Bisnis.com, JAKARTA – Beberapa hari ini beredar hasil dari sejumlah exit poll Pemilu 2019 di luar negeri. Pemungutan suara bagi WNI yang ada di luar negeri dilakukan sejak 8 April hingga 14 April 2019.
Sementara itu, Undang-undang Nomor 7 Tahun 2017 tentang Pemilihan Umum terang mengatur larangan mengumumkan hasil survei atau jejak pendapat selama masa tenang, yang dimulai sejak Minggu (14/4) hingga Selasa (16/4/2019). Baik untuk Pilpres 2019 maupun Pileg 2019.
Bahkan, ada ancaman pdana kurungan maksimal 1 tahun dan denda Rp12 juta bagi orang yang mengumumkan hasil jejak pendapat selama masa tenang. Ancaman pidana itu ada di Pasal 509, dengan bunyi sebagai berikut:
Setiap orang yang mengumumkan hasil survei atau jajak pendapat tentang Pemilu dalam Masa Tenang sebagaimana dimaksud dalam Pasal 449 ayat (2), dipidana dengan pidana kurungan paling lama 1 (satu) tahun dan denda paling banyak Rp12.000.000,00 (dua belas juta rupiah).
Nah, apakah pengumuman hasil exit poll pemilu di luar negeri bisa dijerat dengan Pasal 509? Per definisi, exit poll dimaknai sebagai survei yang dilakukan segera setalah pemilih meninggalkan tempat pemungutan suara atau TPS.
Jika sampai pada pengertian itu saja, pengumuman exit poll di masa tenang bisa diancam dengan hukuman pidana.
Namun, belakangan Komisi Pemilihan Umum menegaskan hanya mengatur regulasi survei pemilu di dalam negeri.
Komisioner KPU Viryan Azis, pada Senin (15/4) lalu mengungkapkan bahwa exit poll yang diatur adalah yang di dalam negeri.

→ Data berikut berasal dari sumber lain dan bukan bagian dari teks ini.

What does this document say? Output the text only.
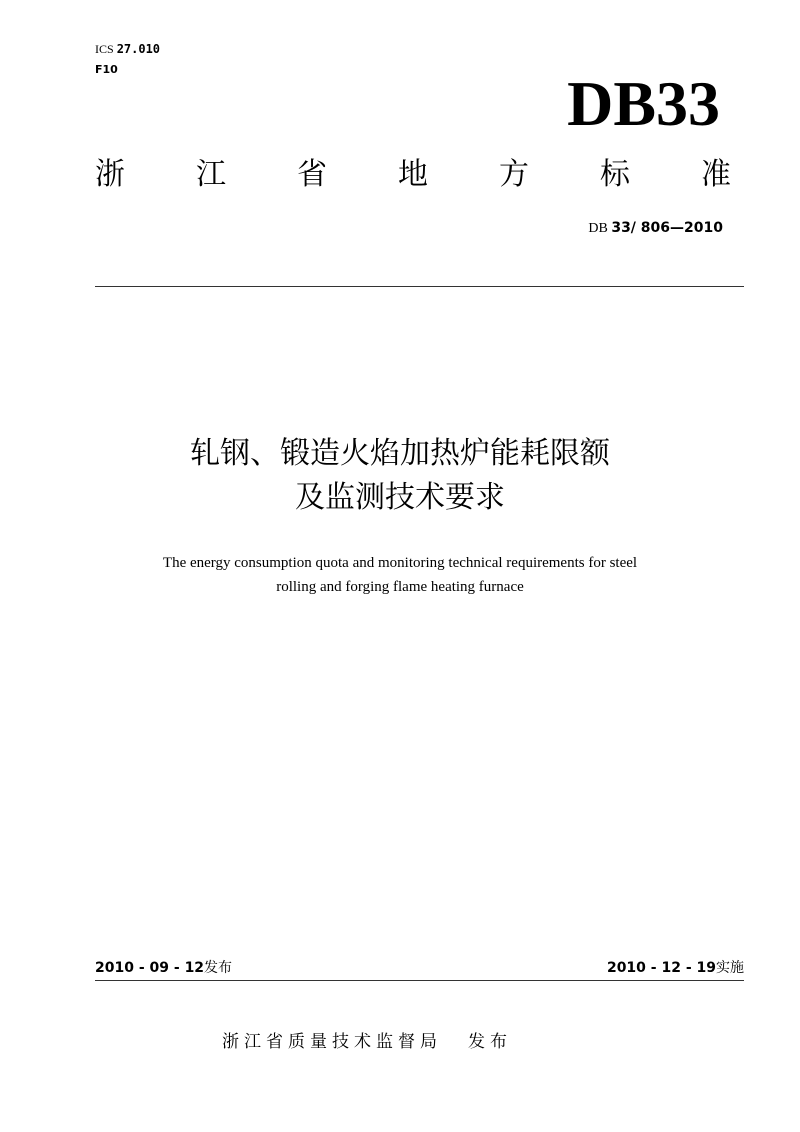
ICS 27.010
F10	DB33
浙 江 省 地 方 标 准
DB 33/ 806—2010
轧钢、锻造火焰加热炉能耗限额
及监测技术要求
The energy consumption quota and monitoring technical requirements for steel
rolling and forging flame heating furnace
2010 - 09 - 12发布	2010 - 12 - 19实施
浙江省质量技术监督局 发布
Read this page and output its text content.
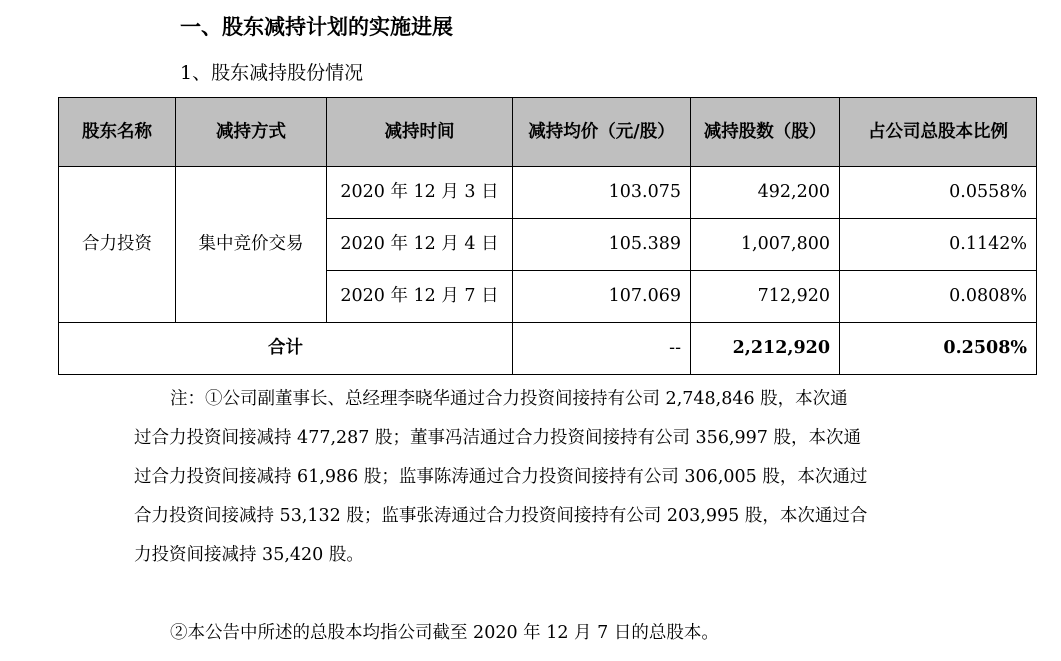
一、股东减持计划的实施进展
1、股东减持股份情况
股东名称	减持方式	减持时间	减持均价（元/股）	减持股数（股）	占公司总股本比例
合力投资	集中竞价交易	2020 年 12 月 3 日	103.075	492,200	0.0558%
		2020 年 12 月 4 日	105.389	1,007,800	0.1142%
		2020 年 12 月 7 日	107.069	712,920	0.0808%
合计			--	2,212,920	0.2508%

注：①公司副董事长、总经理李晓华通过合力投资间接持有公司 2,748,846 股，本次通
过合力投资间接减持 477,287 股；董事冯洁通过合力投资间接持有公司 356,997 股，本次通
过合力投资间接减持 61,986 股；监事陈涛通过合力投资间接持有公司 306,005 股，本次通过
合力投资间接减持 53,132 股；监事张涛通过合力投资间接持有公司 203,995 股，本次通过合
力投资间接减持 35,420 股。

②本公告中所述的总股本均指公司截至 2020 年 12 月 7 日的总股本。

Yaitu, hanya boleh diumumkan 2 jam setelah selesai waktu pencoblosan.
“Exit poll itu kan pendekatannya berbasis kepada regulasi dengan pengaturan waktu di dalam negeri,” kata Azis.
Metode exit poll sendiri diakui mempunyai banyak kelemahan untuk pemilu di luar negeri, karena pencoblosan tidak hanya dilakukan secara langsung di TPS, namun bisa juga lewat pos dan kotak suara keliling.